JP Pattern uses NX CAD and CAM solutions for over 35 years, streamlining data access and speeding up their processes
Established in 1964, JP Pattern is a family-owned business that focuses on manufacturing high-quality patterns, tools and dies for a wide array of industries.
Established in 1964 by Joseph Puhl, a pattern maker from Austria, JP Pattern is a family-owned business headquartered in Butler, Wisconsin, that started as a pattern shop using wood to create sand cast pattern tooling. After expanding the business on the mid-1970 to meet additional customer needs, the company added capabilities for creating metal patterns and molds. This expansion included lost-wax pattern tooling for investment casting foundries casting high temperature alloys.
To keep up with their evolving business, JP Pattern uses NX™ software, which is part of the Siemens Xcelerator business platform of software, hardware and services. Since 1989, the company has used NX as their primary tool for computer-aided design (CAD) and computer-aided manufacturing (CAM).
After using NX for over three decades, JP Pattern is familiar with how the solution has evolved over the years. Originally, the company was using Unigraphics software; however, after several rounds of rebranding and acquisitions, Siemens AG purchased NX in 2007 and made it an integrated solution for design and manufacturing.
Previously, when JP Pattern focused on making patterns for sand castings, one challenge they continually faced was draft. Sand patterns require drafted surfaces; thus, sand molds cannot draw on straight vertical surfaces. This causes problems with mold designs when the parting surfaces are not flat. To overcome this challenge, JP Pattern realized they needed to improve their design tools and find a solution that could progress beyond surface-level modeling.
“In the 1990s, we didn’t have many options for CAD and CAM solutions,” says Gary Puhl, vice president at JP Pattern. “The important question for us was whether we could make what we
designed. This is where Siemens, or at the time, Unigraphics, came through for us. Now, with a CAD and CAM package, using NX ensures we can make what we design.”

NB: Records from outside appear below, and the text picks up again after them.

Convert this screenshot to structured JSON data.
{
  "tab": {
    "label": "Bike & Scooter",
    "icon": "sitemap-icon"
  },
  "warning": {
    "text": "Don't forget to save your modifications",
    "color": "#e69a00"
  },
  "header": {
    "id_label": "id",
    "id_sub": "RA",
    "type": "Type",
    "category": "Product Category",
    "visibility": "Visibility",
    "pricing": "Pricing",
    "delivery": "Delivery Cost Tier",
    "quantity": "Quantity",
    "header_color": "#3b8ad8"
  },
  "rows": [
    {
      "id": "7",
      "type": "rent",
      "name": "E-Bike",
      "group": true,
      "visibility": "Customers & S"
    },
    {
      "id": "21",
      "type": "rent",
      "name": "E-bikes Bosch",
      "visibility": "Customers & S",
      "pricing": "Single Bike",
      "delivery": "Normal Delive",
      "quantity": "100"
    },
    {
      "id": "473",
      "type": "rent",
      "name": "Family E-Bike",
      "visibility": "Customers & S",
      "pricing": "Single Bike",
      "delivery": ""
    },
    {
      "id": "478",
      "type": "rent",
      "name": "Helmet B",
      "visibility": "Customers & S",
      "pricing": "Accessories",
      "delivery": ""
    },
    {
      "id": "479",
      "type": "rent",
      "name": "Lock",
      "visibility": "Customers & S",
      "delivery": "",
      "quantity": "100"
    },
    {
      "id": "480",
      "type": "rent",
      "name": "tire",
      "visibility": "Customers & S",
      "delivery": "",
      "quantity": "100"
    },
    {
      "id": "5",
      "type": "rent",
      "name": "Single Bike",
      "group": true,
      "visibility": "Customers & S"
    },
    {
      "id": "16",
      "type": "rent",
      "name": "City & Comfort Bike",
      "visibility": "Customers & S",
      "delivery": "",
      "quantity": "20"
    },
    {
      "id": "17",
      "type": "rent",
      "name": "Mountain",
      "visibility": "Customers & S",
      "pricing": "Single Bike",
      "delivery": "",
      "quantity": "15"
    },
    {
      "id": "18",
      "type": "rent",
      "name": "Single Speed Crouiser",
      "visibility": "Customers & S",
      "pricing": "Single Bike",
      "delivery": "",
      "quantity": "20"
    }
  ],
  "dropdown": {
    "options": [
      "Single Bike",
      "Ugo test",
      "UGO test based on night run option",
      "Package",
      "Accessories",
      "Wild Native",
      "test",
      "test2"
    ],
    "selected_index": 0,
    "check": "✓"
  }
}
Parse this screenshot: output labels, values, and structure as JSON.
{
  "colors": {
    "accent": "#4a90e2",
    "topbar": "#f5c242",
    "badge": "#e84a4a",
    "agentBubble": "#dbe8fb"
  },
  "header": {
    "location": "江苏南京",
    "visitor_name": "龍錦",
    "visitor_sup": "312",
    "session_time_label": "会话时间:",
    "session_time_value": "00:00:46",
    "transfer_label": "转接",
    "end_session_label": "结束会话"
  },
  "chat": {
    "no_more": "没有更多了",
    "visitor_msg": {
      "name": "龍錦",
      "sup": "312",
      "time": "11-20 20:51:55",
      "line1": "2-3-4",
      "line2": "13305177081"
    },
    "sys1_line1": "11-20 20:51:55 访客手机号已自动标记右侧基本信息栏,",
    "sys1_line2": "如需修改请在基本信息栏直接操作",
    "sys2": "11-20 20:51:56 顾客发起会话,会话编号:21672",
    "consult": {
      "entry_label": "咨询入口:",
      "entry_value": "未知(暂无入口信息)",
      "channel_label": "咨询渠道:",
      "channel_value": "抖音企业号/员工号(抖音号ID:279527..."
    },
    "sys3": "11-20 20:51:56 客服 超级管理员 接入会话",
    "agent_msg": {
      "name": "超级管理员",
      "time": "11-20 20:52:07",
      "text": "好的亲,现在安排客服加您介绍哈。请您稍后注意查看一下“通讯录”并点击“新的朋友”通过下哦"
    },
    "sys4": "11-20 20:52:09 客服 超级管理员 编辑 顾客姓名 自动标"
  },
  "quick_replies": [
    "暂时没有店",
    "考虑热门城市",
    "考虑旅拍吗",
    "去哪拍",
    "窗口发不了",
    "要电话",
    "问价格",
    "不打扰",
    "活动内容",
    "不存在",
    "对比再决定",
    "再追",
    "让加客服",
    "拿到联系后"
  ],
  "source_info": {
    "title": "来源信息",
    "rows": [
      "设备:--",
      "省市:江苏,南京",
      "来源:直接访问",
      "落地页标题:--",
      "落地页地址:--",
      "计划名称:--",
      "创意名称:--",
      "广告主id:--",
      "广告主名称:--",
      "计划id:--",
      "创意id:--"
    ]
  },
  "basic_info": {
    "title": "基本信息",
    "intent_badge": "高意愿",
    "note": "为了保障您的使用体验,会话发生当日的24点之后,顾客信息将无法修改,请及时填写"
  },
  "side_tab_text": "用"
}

By being able to create and manufacture their designs, JP Pattern can keep this process in-house and avoid sending it to another company to manufacture. This helps streamline their processes and improves their ability to serve their customers.
“With Siemens NX, going from a CAD design to CAM machining is simply a menu button click,” says Puhl.
Years ago, when JP Pattern would update a tool or design, making changes and regenerating the tools would take hours, which often meant leaving it to process overnight. Now, with NX, designers can execute these changes and regenerate the CAM quickly and efficiently.
For example, with one project, the foundry made changes to the model, which was complex since there were about seven tools they needed to update. Previously, making these updates would have been an overwhelming and time-consuming problem. However, with NX, these updates only took 15 to 20 minutes. Additionally, generating new toolpaths takes two to
three minutes.
“This is a major benefit of using NX,” says Puhl. “Since designing a tool is always a work-in-process, there’s always something we need to change or add. When we edit a design tool in NX, we can make those changes and see the result in minutes.”
Another benefit of using NX for so long is the ability to access data from years ago quickly and easily.
“With NX, we’ve pulled up data created on day one, and it easily populates in our current software version,” says Puhl. “We pride ourselves on being able to access data we created 35 years ago. This is something not many other systems or companies can do.”
Although most companies need to refile their data so they can access their legacy data or pick and choose what data to delete or keep, by using the same solution for decades, JP Pattern has never had to worry about whether they would be able to retrieve data, be it from a month or 30 years ago. “We’ve had that capability throughout the time we’ve used NX,”
says Puhl.
JP Pattern works with a variety of customers, including Mercury Marine, Princeton Plasma Physics Lab and Type One Energy. Since they serve such a broad spectrum of industries, it is important they streamline data and communicate efficiently. Many of JP Pattern’s customers also use NX. By using the same programs as their customers, they can share native data, making it easier for the customer to share, archive and access information about their design
and tool.
Although there were a limited number of solutions in the 1990s, that is no longer the case today. Despite having more options to choose from, JP Pattern continues to renew their contract with Siemens Digital Industries Software. By leveraging NX, they can continue reaping the benefits they have already been receiving, as well as stay efficient by not switching to or introducing another solution and using the same tool as most of their customers.
“We thought about having a lower-end solution for smaller jobs and keeping NX for the larger jobs,” says Puhl. ”However, if someone runs into a problem, they will just hop on the bigger system. And then what happens? Are they going to go back to the smaller system? Probably not, since using NX checks all the boxes. This is the philosophy we had in mind when we considered how many seats of NX we would need.”